FIG. 6 is an enlarged perspective view of a main part showing only the motor shown in FIG. 5 and enlarging a part thereof;

7 is an enlarged perspective view of a main part of the film feeding unit connected to the motor shown in FIG. 6, in which only a cylindrical part (base part) is taken out and a part is enlarged.

FIG. 8 is a development view showing a part of a cylindrical portion (base) of the film feeding unit shown in FIG.
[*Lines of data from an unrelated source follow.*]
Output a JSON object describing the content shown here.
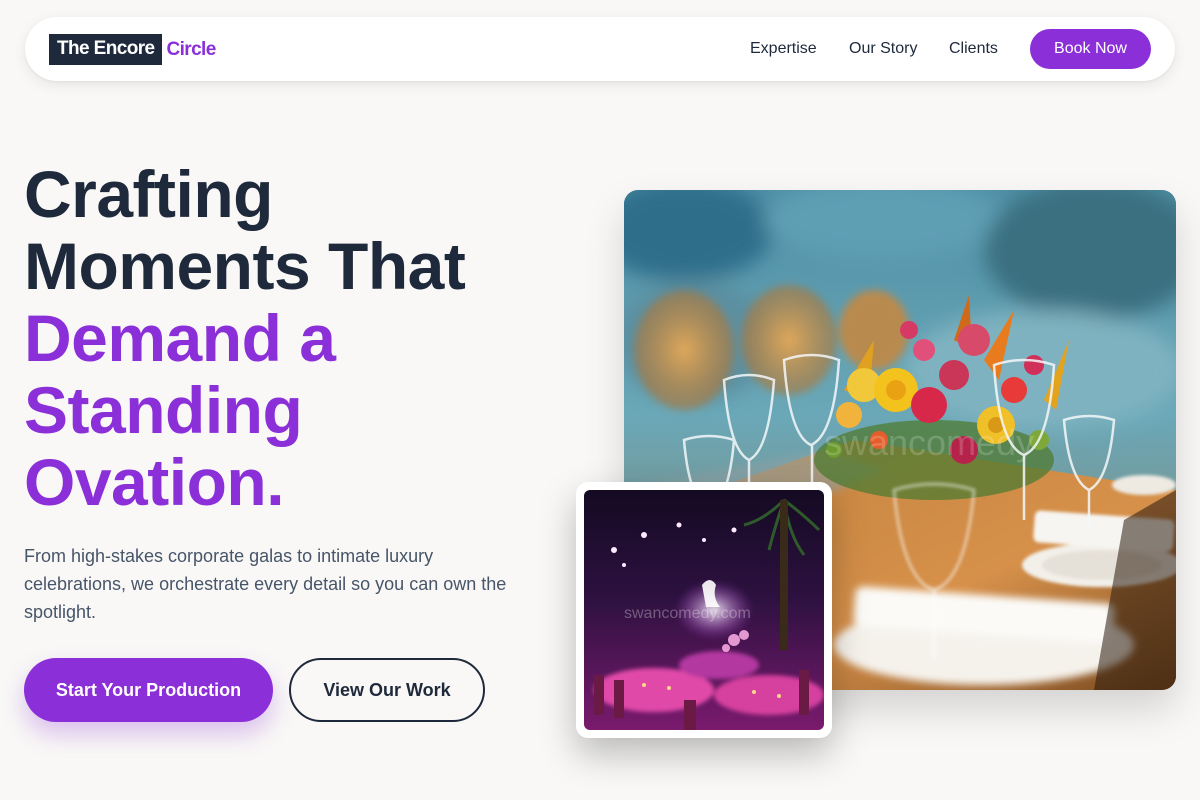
{
  "brand": {
    "name_dark": "The Encore",
    "name_accent": "Circle"
  },
  "nav": {
    "links": [
      "Expertise",
      "Our Story",
      "Clients"
    ],
    "cta_label": "Book Now"
  },
  "hero": {
    "title_lines_dark": [
      "Crafting",
      "Moments That"
    ],
    "title_lines_accent": [
      "Demand a",
      "Standing",
      "Ovation."
    ],
    "subtitle": "From high-stakes corporate galas to intimate luxury celebrations, we orchestrate every detail so you can own the spotlight.",
    "primary_button": "Start Your Production",
    "secondary_button": "View Our Work"
  },
  "images": {
    "main_watermark": "swancomedy",
    "secondary_watermark": "swancomedy.com"
  },
  "colors": {
    "accent": "#8b2fd9",
    "dark": "#1e293b",
    "background": "#f9f8f6"
  }
}
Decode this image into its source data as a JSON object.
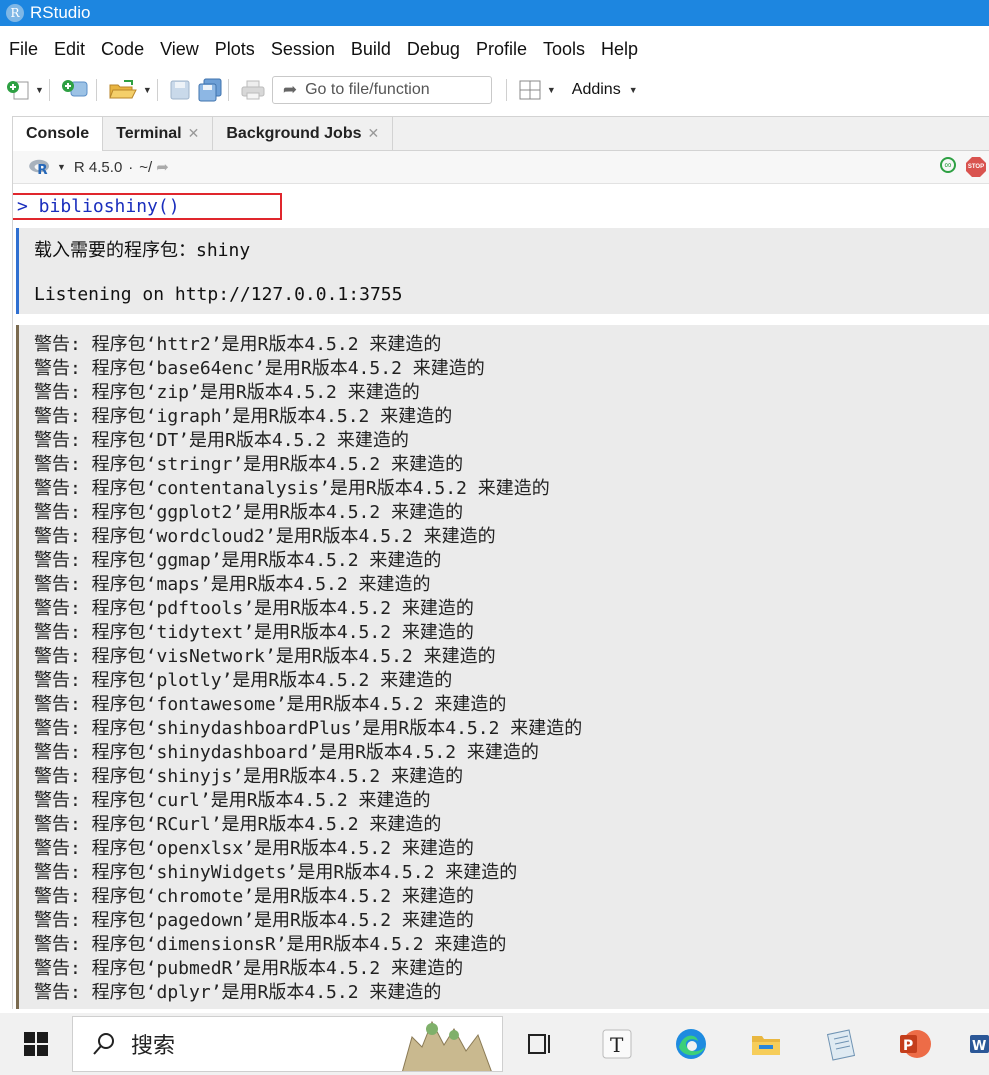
{
  "window": {
    "title": "RStudio",
    "app_icon_letter": "R"
  },
  "menu": [
    "File",
    "Edit",
    "Code",
    "View",
    "Plots",
    "Session",
    "Build",
    "Debug",
    "Profile",
    "Tools",
    "Help"
  ],
  "toolbar": {
    "goto_placeholder": "Go to file/function",
    "addins_label": "Addins"
  },
  "tabs": [
    {
      "label": "Console",
      "active": true,
      "closable": false
    },
    {
      "label": "Terminal",
      "active": false,
      "closable": true
    },
    {
      "label": "Background Jobs",
      "active": false,
      "closable": true
    }
  ],
  "console_header": {
    "r_version": "R 4.5.0",
    "separator": "·",
    "path": "~/"
  },
  "console": {
    "command": "> biblioshiny()",
    "messages": [
      "载入需要的程序包：shiny",
      "Listening on http://127.0.0.1:3755"
    ],
    "warnings": [
      "警告: 程序包‘httr2’是用R版本4.5.2 来建造的",
      "警告: 程序包‘base64enc’是用R版本4.5.2 来建造的",
      "警告: 程序包‘zip’是用R版本4.5.2 来建造的",
      "警告: 程序包‘igraph’是用R版本4.5.2 来建造的",
      "警告: 程序包‘DT’是用R版本4.5.2 来建造的",
      "警告: 程序包‘stringr’是用R版本4.5.2 来建造的",
      "警告: 程序包‘contentanalysis’是用R版本4.5.2 来建造的",
      "警告: 程序包‘ggplot2’是用R版本4.5.2 来建造的",
      "警告: 程序包‘wordcloud2’是用R版本4.5.2 来建造的",
      "警告: 程序包‘ggmap’是用R版本4.5.2 来建造的",
      "警告: 程序包‘maps’是用R版本4.5.2 来建造的",
      "警告: 程序包‘pdftools’是用R版本4.5.2 来建造的",
      "警告: 程序包‘tidytext’是用R版本4.5.2 来建造的",
      "警告: 程序包‘visNetwork’是用R版本4.5.2 来建造的",
      "警告: 程序包‘plotly’是用R版本4.5.2 来建造的",
      "警告: 程序包‘fontawesome’是用R版本4.5.2 来建造的",
      "警告: 程序包‘shinydashboardPlus’是用R版本4.5.2 来建造的",
      "警告: 程序包‘shinydashboard’是用R版本4.5.2 来建造的",
      "警告: 程序包‘shinyjs’是用R版本4.5.2 来建造的",
      "警告: 程序包‘curl’是用R版本4.5.2 来建造的",
      "警告: 程序包‘RCurl’是用R版本4.5.2 来建造的",
      "警告: 程序包‘openxlsx’是用R版本4.5.2 来建造的",
      "警告: 程序包‘shinyWidgets’是用R版本4.5.2 来建造的",
      "警告: 程序包‘chromote’是用R版本4.5.2 来建造的",
      "警告: 程序包‘pagedown’是用R版本4.5.2 来建造的",
      "警告: 程序包‘dimensionsR’是用R版本4.5.2 来建造的",
      "警告: 程序包‘pubmedR’是用R版本4.5.2 来建造的",
      "警告: 程序包‘dplyr’是用R版本4.5.2 来建造的"
    ]
  },
  "taskbar": {
    "search_label": "搜索",
    "text_app_letter": "T",
    "powerpoint_letter": "P",
    "word_letter": "W"
  },
  "colors": {
    "titlebar": "#1d86e0",
    "command_text": "#1a2ebd",
    "highlight_box": "#e0262d",
    "message_border": "#2f6fd1",
    "warning_border": "#7a6a4f"
  }
}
FIG. 9 is an enlarged longitudinal sectional view of a main part showing the vicinity of a film winding chamber (spool chamber) shown in FIG. 5;

[Explanation of symbols]

DESCRIPTION OF SYMBOLS 1 ... Camera main body (device main body) 1A ... Film cartridge chamber 1B ... Spool chamber 1c ... Cylindrical wall part 1g ... Arm part (2nd motor falling-off prevention means, 2nd motor rotation prevention means) 2. ... Film feeding unit 2a, 2AA ... Cylindrical part (fixing member, base) 2b ... Perforation (engaging part) 2c ... Center perforation 2d ... Guide hole (engaging part) 2e ... Second engaging part 2f ... Small-diameter cylindrical projections 2g and 2k... Perforations 2h... Projections (displacements) 2i... Contact surfaces 2j... Slopes 3... Motors 3e. Means, second
3f... First notch (concave portion; motor drop-off preventing means, motor rotation preventing means) 3i... Inner wall surface 3j... Upper inner wall surface 6... Finder unit 7. ... Flash circuit board 9 ... Lens barrel unit 10 ... Power battery 11 ... Front cover 12 ... Rear cover 13 ... Spool shaft (winding spool shaft) 13a ... Spool gear 51 ... Leaf spring (spring) 51a ... Perforation (spring member) 51c ... Center perforation (spring member) 51d ... Guide hole (spring member) 51e ... Small through hole (Spring member) 55 Stepped screw (locking member, locking portion)

Claims (3)

[Claims] 1. A motor having a concave portion on an end face, a deformable displacement portion having a convex portion fitted into the concave portion, a base portion to which the motor is attached, and a motor provided on the motor, wherein the motor is mounted on the base portion. A motor mounting device comprising: a locking portion for fixing; and an engaging portion provided on the base portion and engaged with the locking portion. 2. The motor mounting device according to claim 1, wherein the protrusion is provided on an end face of the motor, and the recess is provided on an end face of the base. 3. The motor according to claim 1, wherein the engaging portion comprises a stepped screw, and the engaging portion comprises an arc-shaped hole provided on an end face of the base. Mounting device.